Meet the Maker Crafting Visually Arresting Ceramics Inspired by Nature
West Palm Beach artisan Kass O'Brien forms brightly colored works cherished by designers like Celerie Kemble

Kass O'Brien with one of her anemone cachepots. Photo: Courtesy of Kass O'Brien
Sunlight pours into the West Palm Beach, Florida, studio of ceramicist Kass O’Brien, illuminating a sea of trembling anemones and undulating kelp. Mother Nature is the muse behind O’Brien’s art that is laden with deeply personal memories, and sculpted with a spirit of wonder and nostalgia. The beauty of a barnacle, for example, takes O’Brien back to her childhood in Cape Cod, while the fan-shaped leaves of a gingko, shaped in clay, never fail to remind her of her mother.
“When I was young, my pockets were always filled with leaves and little stuff I would find,” she tells Galerie. “To this day, my pockets are still filled with things.”
Raised in a family of seven children, O’Brien credits her parents for nurturing an early love of the world and an appreciation for art. “We were basically outside 365 days a year,” she said of her dynamic childhood in Erie, Pennsylvania spent sailing, ice skating, and taking art classes at the museum where her mother worked. “Our house was filled with drawings and paintings, from floor to ceiling, by local artists.”
Years later, she enrolled at the Columbus College of Art & Design and received an M.F.A. from Cranbrook Academy of Art, where she largely experimented with photography-based collage. After graduation, she worked at a nonprofit art magazine in Woodstock, New York, then spent a stint sailing in the Caribbean, before meeting her husband and settling in South Florida.

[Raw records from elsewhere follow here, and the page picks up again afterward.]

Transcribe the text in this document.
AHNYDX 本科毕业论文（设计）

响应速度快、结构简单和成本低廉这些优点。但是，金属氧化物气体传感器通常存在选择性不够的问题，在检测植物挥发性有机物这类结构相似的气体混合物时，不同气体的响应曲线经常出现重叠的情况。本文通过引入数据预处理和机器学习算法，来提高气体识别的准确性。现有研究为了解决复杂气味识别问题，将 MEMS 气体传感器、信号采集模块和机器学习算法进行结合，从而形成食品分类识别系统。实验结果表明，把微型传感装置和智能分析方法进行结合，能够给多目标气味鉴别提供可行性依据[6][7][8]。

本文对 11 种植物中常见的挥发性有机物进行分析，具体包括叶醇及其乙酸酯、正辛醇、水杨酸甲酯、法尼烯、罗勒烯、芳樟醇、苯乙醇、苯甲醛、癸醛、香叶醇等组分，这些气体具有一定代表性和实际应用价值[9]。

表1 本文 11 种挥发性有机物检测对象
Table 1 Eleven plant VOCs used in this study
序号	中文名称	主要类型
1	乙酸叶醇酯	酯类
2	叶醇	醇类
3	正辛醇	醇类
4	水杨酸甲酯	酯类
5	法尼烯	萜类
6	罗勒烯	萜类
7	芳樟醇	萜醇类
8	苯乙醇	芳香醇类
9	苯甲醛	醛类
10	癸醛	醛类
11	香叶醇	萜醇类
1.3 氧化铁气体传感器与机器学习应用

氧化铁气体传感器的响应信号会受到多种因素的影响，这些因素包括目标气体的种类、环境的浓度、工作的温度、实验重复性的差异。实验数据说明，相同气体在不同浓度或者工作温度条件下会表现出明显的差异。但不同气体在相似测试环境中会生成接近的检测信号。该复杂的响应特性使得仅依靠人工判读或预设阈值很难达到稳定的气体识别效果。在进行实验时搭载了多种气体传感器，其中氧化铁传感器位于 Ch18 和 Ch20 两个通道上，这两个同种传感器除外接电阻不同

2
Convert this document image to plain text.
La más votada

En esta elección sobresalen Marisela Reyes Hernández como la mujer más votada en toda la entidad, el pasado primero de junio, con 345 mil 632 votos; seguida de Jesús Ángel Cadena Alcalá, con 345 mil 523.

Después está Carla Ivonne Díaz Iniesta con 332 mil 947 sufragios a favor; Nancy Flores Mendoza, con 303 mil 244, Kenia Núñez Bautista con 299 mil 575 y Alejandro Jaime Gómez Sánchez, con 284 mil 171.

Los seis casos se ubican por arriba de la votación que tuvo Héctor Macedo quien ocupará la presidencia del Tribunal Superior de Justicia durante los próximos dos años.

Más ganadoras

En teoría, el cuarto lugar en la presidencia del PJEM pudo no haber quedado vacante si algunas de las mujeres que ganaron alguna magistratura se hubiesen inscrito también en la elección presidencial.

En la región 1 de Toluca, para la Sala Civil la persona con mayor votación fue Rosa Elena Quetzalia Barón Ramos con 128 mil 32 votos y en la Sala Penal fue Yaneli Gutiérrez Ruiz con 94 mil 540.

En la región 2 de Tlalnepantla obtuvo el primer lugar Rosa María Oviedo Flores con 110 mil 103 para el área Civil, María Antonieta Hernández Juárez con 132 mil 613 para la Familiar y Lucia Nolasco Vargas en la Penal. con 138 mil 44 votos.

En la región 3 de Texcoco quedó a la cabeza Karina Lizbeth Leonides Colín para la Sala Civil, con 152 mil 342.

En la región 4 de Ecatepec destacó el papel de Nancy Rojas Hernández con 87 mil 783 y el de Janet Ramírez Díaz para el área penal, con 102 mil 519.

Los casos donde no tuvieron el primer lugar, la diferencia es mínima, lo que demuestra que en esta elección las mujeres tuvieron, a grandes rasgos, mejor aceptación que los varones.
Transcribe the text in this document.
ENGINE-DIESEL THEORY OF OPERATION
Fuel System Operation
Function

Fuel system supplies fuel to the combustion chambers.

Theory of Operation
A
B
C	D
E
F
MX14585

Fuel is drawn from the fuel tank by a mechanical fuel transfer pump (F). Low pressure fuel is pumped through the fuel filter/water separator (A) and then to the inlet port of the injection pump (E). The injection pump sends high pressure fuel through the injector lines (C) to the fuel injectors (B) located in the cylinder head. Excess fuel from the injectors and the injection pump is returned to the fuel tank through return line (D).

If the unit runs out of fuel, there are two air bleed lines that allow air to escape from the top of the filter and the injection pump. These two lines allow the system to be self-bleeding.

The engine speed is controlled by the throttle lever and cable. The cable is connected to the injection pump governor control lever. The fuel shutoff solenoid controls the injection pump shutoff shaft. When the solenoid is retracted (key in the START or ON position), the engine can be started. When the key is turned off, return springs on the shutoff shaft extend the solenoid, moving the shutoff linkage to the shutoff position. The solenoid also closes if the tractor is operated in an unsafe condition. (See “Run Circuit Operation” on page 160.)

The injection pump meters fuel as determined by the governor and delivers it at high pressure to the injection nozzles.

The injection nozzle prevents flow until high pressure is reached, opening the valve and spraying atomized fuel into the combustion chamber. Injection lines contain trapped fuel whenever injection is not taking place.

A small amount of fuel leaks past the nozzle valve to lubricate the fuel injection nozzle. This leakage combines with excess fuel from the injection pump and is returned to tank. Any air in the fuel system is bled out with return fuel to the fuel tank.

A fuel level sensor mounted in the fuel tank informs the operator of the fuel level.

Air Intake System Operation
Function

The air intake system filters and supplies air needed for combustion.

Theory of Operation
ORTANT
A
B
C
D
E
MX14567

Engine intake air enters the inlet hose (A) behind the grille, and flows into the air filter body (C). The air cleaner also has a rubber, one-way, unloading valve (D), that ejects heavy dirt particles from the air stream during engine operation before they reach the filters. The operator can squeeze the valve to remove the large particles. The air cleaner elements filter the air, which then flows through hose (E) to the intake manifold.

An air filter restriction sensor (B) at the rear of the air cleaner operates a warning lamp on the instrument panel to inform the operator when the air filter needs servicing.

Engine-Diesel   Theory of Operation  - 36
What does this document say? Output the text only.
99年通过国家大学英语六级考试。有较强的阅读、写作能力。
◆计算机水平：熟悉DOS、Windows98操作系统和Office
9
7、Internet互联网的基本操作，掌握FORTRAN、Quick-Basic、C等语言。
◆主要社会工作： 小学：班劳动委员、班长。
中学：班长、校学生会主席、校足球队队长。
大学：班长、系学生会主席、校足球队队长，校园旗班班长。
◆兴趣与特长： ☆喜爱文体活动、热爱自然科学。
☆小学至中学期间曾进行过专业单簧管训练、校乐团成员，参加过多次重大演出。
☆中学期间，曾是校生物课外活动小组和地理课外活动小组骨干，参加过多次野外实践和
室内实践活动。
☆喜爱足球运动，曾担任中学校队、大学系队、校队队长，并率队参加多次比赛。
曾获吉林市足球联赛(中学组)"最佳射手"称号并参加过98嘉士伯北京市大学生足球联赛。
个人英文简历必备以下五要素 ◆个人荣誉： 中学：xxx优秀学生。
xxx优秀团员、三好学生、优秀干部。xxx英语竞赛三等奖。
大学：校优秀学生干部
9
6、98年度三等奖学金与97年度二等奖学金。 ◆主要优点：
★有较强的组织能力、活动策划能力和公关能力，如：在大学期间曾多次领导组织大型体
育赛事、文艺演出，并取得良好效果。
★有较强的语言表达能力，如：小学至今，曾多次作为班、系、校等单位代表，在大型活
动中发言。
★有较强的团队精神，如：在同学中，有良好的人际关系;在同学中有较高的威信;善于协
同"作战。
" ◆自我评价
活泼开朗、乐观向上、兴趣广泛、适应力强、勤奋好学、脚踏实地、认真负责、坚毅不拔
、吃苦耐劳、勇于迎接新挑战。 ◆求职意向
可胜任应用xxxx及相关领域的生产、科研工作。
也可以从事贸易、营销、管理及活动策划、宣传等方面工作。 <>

Ceramic vessels and vases by West Palm Beach, Florida, artisan Kass O'Brien. Photo: Courtesy of Kass O'Brien
That southward migration, she says, had a formative effect on her artistic point of view. While her previous work was influenced by the monochromatic steel mills and urban decay of the Great Lakes where she grew up, relocating to Florida felt like a rebirth. “It was this color explosion,” she remembers. “My art went from doom and gloom to joy and love.”
Following the birth of her son, O’Brien began teaching art to children in Gulfstream, Florida. The experience re-awakened her love of ceramics and propelled her on a new professional path. “I remember making this humongous pot, which I took to Kemble Interiors in Palm Beach,” she recalls. “Celerie happened to be there and loved it. She and the studio founder, Mimi Maddock McMakin, are the ones who started me on my journey.”

Ceramic vessels and vases by West Palm Beach, Florida, artisan Kass O'Brien. Photo: Courtesy of Kass O'Brien

Coral anemone cachepot by Kass O'Brien. Photo: Courtesy of Kass O'Brien
“My art went from doom and gloom to joy and love”
Kass O'Brien
Since launching her ceramics practice two decades ago, O’Brien has evolved her style, replacing her initial heavy pieces with flat, smooth surfaces with today’s assortment of lighter, three-dimensional works that are alive with fluidity and texture. The artist continues to find inspiration by foraging, often during the endurance races she routinely runs. On a recent 100K from Lake Okeechobee to Hobe Sound, she stopped to marvel at twisted twigs and lacy leaves, remembering with vivid clarity the flowering orchids that cascaded from a canopy of trees overhead.
Fungus and mushrooms are another of O’Brien’s enduring fascinations, as revealed through her selection of cachepots and vases adorned with quivering gills. “I want people to touch these pieces,” she says of her tactile lamps, vases, planters, and pots. “One woman said to me the reason she liked my work is because it doesn’t need plants—it has so much movement and life on its own.”

Kass O'Brien. Photo: Courtesy of Kass O'Brien
Indeed the tactile nature of her work is one of O’Brien’s favorite elements of her ceramics practice. “As an artist, I have to have my hand in all of it,” she says of her multi-stepped creative process, be it shaping, trimming, appliquéing, or glazing. “I don’t use molds so any vein you see on a leaf, for example, is marked by me.”
Whether she’s working on a unique commission or one of her highly coveted designs, O’Brien admittedly savors every second of her time in the studio. “I want people to be happy,” she says with a smile. “I’m trying to make the world a prettier place and elicit joy when people look at my work.”